Dr. Deborah Birx, the White House coronavirus response coordinator, said Sunday the important point of how “devastating’ the coronavirus is to different age groups is being lost in the furor over President Donald Trump’s virus treatment ruminations.
In an interview on CNN’s “State of the Union,” Birx, a specialist in HIV/AIDS immunology, vaccine research and global health, said the media focus on Trump’s controversial thoughts on ultraviolet light and disinfectants “bothers me.”
"I think we're missing the bigger pieces of what we need to be doing as an American people, to continue to protect one another,” she said.
“We should be having that dialogue about asymptomatics, we should be having that dialogue about this unique clotting that we're seeing.

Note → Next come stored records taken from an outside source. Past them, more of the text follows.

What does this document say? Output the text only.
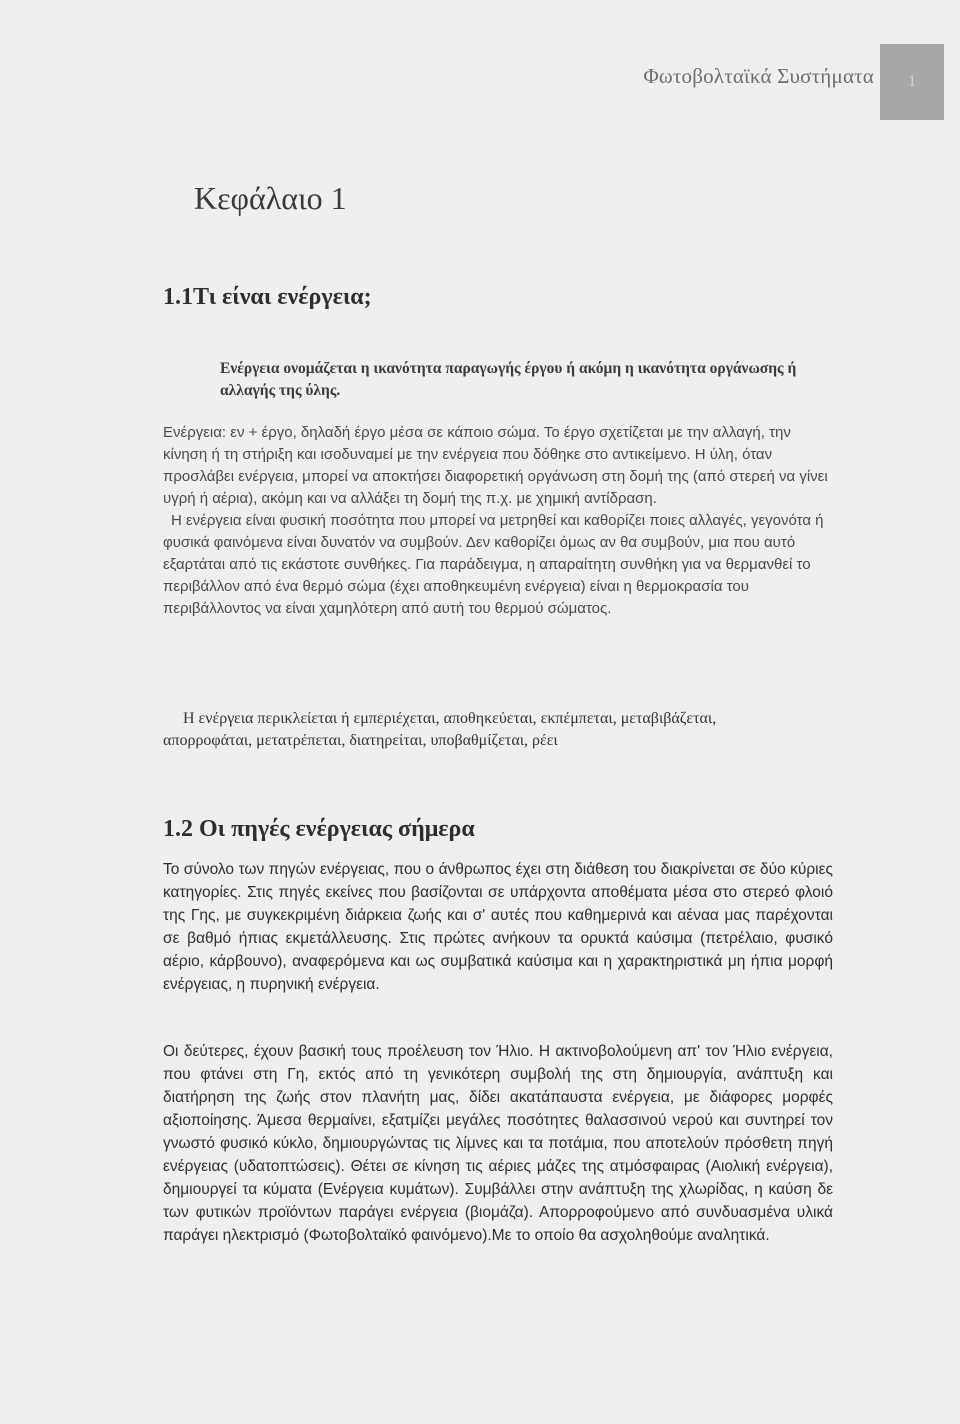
Φωτοβολταϊκά Συστήματα	1
Κεφάλαιο 1
1.1Τι είναι ενέργεια;
Ενέργεια ονομάζεται η ικανότητα παραγωγής έργου ή ακόμη η ικανότητα οργάνωσης ή αλλαγής της ύλης.

Ενέργεια: εν + έργο, δηλαδή έργο μέσα σε κάποιο σώμα. Το έργο σχετίζεται με την αλλαγή, την κίνηση ή τη στήριξη και ισοδυναμεί με την ενέργεια που δόθηκε στο αντικείμενο. Η ύλη, όταν προσλάβει ενέργεια, μπορεί να αποκτήσει διαφορετική οργάνωση στη δομή της (από στερεή να γίνει υγρή ή αέρια), ακόμη και να αλλάξει τη δομή της π.χ. με χημική αντίδραση.

Η ενέργεια είναι φυσική ποσότητα που μπορεί να μετρηθεί και καθορίζει ποιες αλλαγές, γεγονότα ή φυσικά φαινόμενα είναι δυνατόν να συμβούν. Δεν καθορίζει όμως αν θα συμβούν, μια που αυτό εξαρτάται από τις εκάστοτε συνθήκες. Για παράδειγμα, η απαραίτητη συνθήκη για να θερμανθεί το περιβάλλον από ένα θερμό σώμα (έχει αποθηκευμένη ενέργεια) είναι η θερμοκρασία του περιβάλλοντος να είναι χαμηλότερη από αυτή του θερμού σώματος.

Η ενέργεια περικλείεται ή εμπεριέχεται, αποθηκεύεται, εκπέμπεται, μεταβιβάζεται, απορροφάται, μετατρέπεται, διατηρείται, υποβαθμίζεται, ρέει
1.2 Οι πηγές ενέργειας σήμερα

Το σύνολο των πηγών ενέργειας, που ο άνθρωπος έχει στη διάθεση του διακρίνεται σε δύο κύριες κατηγορίες. Στις πηγές εκείνες που βασίζονται σε υπάρχοντα αποθέματα μέσα στο στερεό φλοιό της Γης, με συγκεκριμένη διάρκεια ζωής και σ' αυτές που καθημερινά και αέναα μας παρέχονται σε βαθμό ήπιας εκμετάλλευσης. Στις πρώτες ανήκουν τα ορυκτά καύσιμα (πετρέλαιο, φυσικό αέριο, κάρβουνο), αναφερόμενα και ως συμβατικά καύσιμα και η χαρακτηριστικά μη ήπια μορφή ενέργειας, η πυρηνική ενέργεια.

Οι δεύτερες, έχουν βασική τους προέλευση τον Ήλιο. Η ακτινοβολούμενη απ' τον Ήλιο ενέργεια, που φτάνει στη Γη, εκτός από τη γενικότερη συμβολή της στη δημιουργία, ανάπτυξη και διατήρηση της ζωής στον πλανήτη μας, δίδει ακατάπαυστα ενέργεια, με διάφορες μορφές αξιοποίησης. Άμεσα θερμαίνει, εξατμίζει μεγάλες ποσότητες θαλασσινού νερού και συντηρεί τον γνωστό φυσικό κύκλο, δημιουργώντας τις λίμνες και τα ποτάμια, που αποτελούν πρόσθετη πηγή ενέργειας (υδατοπτώσεις). Θέτει σε κίνηση τις αέριες μάζες της ατμόσφαιρας (Αιολική ενέργεια), δημιουργεί τα κύματα (Ενέργεια κυμάτων). Συμβάλλει στην ανάπτυξη της χλωρίδας, η καύση δε των φυτικών προϊόντων παράγει ενέργεια (βιομάζα). Απορροφούμενο από συνδυασμένα υλικά παράγει ηλεκτρισμό (Φωτοβολταϊκό φαινόμενο).Με το οποίο θα ασχοληθούμε αναλητικά.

We're the first country that really had young people to this degree,” she pointed out.
“This is our first experience of this virus in an open society where we really can understand what's happening to every different age group,” she added. “These are the things that we should be talking about and focusing on.
“So I think as a scientist and a public health official and a researcher, sometimes I worry that we don't get the information to the American people that they need when we continue to bring up something that was from Thursday night.”
Birx said Trump made it clear physicians had to “study” what kills the virus.
“I think I've made it clear that this was a musing,” she said, “But I want us to move on to be able to get information to the American people that can help them protect each other and also help them understand how devastating this virus is to different age groups and different symptoms and different comorbidities.”
Birx said though she’s always concerned about the potential for a new surge in cases, but that “we have to diagnose the virus before it is evident in communities.”
She said in the response team’s guidelines for reopening the country, there’s a setup for “what we call sentinel surveillance or monitoring proactively in long term care facilities, in inner city clinics that have multigenerational households, in prisons, among Native Americans, to really ensure we find the virus before people even get symptoms.”
“That's a key part of this also, that sometimes I think is missing when we're talking about diagnosis and contact tracing," she said. "We also have to diagnose the virus before it is evident in communities."